Weil wir uns jeden Tag auf vielen verschiedenen Plattformen aufhalten, Texte und Kommentare lesen, fallen uns immer wieder Social-Media-Redaktionen auf, die ihr Handwerk besonders gut beherrschen. Ja, sie machen es geradezu zur Kür. Fazit: Trau dich was! Und nimm’s mit Humor.
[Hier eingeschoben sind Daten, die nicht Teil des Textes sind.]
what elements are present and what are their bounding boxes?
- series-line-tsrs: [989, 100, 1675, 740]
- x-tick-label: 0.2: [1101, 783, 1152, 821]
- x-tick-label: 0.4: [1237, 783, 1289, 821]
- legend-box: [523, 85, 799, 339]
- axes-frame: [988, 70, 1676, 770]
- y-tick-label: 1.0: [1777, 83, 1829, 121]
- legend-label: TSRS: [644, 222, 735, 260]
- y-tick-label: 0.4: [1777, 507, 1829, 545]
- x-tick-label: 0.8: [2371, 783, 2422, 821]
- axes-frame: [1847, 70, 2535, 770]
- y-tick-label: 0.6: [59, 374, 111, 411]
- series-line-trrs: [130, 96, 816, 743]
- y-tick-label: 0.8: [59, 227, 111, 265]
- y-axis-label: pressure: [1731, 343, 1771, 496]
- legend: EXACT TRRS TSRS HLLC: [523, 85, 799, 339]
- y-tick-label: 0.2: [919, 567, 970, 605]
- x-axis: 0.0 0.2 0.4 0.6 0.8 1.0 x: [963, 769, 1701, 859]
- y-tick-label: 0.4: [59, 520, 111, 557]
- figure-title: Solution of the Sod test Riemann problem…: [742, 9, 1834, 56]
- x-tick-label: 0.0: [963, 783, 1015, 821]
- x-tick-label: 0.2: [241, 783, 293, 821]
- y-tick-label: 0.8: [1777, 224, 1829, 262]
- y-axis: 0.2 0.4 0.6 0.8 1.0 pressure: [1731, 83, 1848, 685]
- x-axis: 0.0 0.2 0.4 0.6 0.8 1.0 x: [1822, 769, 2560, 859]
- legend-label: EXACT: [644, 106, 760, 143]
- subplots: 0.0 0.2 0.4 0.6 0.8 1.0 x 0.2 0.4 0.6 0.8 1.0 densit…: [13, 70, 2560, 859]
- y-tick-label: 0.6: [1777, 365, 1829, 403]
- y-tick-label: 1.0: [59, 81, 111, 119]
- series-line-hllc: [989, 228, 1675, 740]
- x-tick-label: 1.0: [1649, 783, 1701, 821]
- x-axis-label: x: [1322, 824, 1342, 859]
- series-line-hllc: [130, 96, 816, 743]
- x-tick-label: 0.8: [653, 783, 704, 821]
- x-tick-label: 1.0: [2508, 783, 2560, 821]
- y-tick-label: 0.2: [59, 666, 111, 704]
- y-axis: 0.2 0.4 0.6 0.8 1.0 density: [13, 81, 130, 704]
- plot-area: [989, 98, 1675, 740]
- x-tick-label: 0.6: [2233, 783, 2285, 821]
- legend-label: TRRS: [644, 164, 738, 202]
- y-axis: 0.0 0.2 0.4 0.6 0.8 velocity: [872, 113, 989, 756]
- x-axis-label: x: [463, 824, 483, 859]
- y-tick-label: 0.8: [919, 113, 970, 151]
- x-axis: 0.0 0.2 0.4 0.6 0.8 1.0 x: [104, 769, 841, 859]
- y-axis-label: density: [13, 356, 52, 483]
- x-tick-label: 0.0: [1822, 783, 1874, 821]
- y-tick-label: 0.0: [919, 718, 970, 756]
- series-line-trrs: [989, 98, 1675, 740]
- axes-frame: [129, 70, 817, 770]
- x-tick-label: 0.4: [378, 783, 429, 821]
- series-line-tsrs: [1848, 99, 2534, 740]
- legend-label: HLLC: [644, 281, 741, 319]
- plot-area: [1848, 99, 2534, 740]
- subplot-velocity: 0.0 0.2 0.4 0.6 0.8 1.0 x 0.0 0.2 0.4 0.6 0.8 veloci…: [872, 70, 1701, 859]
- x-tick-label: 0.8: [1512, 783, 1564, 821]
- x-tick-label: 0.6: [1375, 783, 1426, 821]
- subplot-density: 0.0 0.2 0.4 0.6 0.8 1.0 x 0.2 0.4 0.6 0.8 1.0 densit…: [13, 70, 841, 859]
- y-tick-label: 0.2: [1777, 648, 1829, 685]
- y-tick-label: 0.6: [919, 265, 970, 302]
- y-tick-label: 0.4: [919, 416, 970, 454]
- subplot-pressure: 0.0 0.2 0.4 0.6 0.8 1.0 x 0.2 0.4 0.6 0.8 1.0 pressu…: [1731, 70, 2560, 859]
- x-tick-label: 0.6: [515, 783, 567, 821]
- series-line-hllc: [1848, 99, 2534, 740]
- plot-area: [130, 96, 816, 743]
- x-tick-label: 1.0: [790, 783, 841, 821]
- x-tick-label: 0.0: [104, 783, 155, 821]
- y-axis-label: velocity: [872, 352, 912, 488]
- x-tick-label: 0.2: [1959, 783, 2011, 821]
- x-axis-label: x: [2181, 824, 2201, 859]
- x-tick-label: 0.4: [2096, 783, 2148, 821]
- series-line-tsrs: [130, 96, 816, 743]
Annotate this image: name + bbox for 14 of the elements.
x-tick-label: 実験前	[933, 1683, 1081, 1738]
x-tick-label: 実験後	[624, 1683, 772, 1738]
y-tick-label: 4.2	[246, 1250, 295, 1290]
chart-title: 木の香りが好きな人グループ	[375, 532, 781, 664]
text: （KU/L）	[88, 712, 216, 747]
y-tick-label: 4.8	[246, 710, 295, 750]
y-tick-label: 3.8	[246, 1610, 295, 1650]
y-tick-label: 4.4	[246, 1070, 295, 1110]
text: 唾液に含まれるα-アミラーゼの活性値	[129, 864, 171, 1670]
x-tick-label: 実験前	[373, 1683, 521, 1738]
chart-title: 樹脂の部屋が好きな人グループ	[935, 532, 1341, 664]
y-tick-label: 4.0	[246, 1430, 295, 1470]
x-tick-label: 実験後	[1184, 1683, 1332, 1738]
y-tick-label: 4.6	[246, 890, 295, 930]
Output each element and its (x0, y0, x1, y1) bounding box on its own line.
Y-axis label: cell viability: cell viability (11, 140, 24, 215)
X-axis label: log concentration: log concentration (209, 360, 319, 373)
Nr 1: Netflix und die Beziehungskrise

Bevor wir anfangen, die Social-Media-Redaktion von Netflix Deutschland über den Klee zu loben, lesen Sie erst einmal selbst:

post2_NetflixDie Konversation zwischen einem Nutzer und der Netflix-Social Media Redaktion auf Twitter, beginnt eigentlich ganz harmlos und entwickelt sich allmählich zu einem ausgewachsenen Beziehungsstreit. Sowohl Redaktion als auch Nutzer haben dabei sichtlich ihren Spaß, denn beide spielen mit. Die Empörung des Streaming-Dienstes ist ein hervorragendes Beispiel für geschickte Eigen-PR.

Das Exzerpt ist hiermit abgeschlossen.